RD has been all about pregnancy this week, from Sarah Sentille’s re-visioning of the commandment to go forth, etc., in a passionate call for a planet-first ethic, to Sarah Morice-Brubaker’s close reading of Ross Douthat’s remarkable feat: a column devoted to the need for patriotic procreation that somehow elides the role of pregnant women in the whole matter.
And now my co-Editor, Evan Derkacz, writes (over at The Frisky—the competition!) to set the record straight: non-stop nausea during pregnancy cannot be relieved with crackers.
Why? Because someone over at Gawker recently leapt at the chance to make fun of Princess Kate’s hospitalization for “hyperemesis gravidarum,” saying it’s “what they call regular old morning sickness when you’re a princess.” Which of course it’s not.

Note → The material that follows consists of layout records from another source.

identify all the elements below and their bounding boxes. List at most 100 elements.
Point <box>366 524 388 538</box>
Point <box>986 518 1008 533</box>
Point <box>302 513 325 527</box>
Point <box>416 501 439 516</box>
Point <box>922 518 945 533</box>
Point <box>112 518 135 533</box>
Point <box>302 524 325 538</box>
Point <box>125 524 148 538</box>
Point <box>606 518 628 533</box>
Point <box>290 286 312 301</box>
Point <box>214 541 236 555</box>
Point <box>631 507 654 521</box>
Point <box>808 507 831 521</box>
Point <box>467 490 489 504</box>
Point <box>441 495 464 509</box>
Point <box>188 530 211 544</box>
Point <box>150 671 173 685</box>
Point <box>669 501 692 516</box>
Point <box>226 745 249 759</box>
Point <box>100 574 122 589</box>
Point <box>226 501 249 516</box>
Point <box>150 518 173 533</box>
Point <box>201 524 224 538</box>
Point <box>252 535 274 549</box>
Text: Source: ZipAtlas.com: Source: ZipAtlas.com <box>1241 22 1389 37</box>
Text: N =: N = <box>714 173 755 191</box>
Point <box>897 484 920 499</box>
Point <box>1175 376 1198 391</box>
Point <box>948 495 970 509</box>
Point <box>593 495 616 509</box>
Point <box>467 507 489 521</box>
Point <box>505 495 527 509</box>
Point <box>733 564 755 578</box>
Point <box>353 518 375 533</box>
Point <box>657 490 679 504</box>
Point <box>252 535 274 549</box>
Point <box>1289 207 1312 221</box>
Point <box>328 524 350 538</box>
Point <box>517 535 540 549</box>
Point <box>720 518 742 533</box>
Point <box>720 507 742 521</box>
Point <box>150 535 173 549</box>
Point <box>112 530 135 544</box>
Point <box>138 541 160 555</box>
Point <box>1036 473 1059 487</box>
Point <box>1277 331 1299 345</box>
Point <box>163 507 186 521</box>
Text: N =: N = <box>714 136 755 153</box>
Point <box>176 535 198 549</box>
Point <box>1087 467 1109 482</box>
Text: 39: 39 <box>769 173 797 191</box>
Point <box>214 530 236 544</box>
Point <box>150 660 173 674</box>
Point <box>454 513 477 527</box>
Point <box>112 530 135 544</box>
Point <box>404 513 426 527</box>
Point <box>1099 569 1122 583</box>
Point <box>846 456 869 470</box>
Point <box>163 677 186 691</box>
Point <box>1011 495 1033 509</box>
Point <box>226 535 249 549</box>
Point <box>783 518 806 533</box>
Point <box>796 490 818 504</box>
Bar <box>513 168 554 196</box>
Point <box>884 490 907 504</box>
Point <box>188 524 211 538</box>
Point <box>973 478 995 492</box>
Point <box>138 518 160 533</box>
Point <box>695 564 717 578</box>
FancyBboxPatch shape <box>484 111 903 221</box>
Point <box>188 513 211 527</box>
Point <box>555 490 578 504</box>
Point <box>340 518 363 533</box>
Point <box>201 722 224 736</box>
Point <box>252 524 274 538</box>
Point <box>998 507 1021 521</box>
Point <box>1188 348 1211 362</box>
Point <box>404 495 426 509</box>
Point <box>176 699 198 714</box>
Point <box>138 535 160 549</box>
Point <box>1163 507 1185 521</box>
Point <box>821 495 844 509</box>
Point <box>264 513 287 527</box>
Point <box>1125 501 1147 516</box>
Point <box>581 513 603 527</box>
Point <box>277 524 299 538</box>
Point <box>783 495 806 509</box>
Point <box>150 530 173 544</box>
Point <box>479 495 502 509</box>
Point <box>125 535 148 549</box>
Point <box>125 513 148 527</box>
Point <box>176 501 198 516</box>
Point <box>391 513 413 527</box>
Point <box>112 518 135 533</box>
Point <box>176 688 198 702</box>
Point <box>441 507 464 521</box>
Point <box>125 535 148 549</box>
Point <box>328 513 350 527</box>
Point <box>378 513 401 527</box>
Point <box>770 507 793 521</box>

Evan offers up some history, some media critique, and a glimpse into the toilet bowl at his house. The baby drops in a few weeks but Jac has been barfing since day one, defying all manner of well-meaning advice: ginger, carbs, no-carbs, crackers. Because it’s not morning sickness; it’s the-whole-time sickness. And it’s a medically acknowledged potentially dangerous complication.
Beyond an eloquent statement of co-feeling with his suffering wife, Evan’s essay is also a meditation on the way we roll around, in day to day life, with dried, cultural crap on our shoes. On a trip to France with Jac during which he was the sole ambulatory tourist, Evan wandered into an insight.
In one of the smaller, poorly kept churches a mural depicting fruit thieves Adam and Eve reminded me of one of G-d’s sentences: “To the woman he said, I will greatly increase your pangs in childbearing; in pain you shall bring forth children.” Is it possible we still harbor, deep down and in wholly secular terms, the idea that the suffering associated with bearing a child is punishment for Original Sin?
Let us now go forth and check our shoes.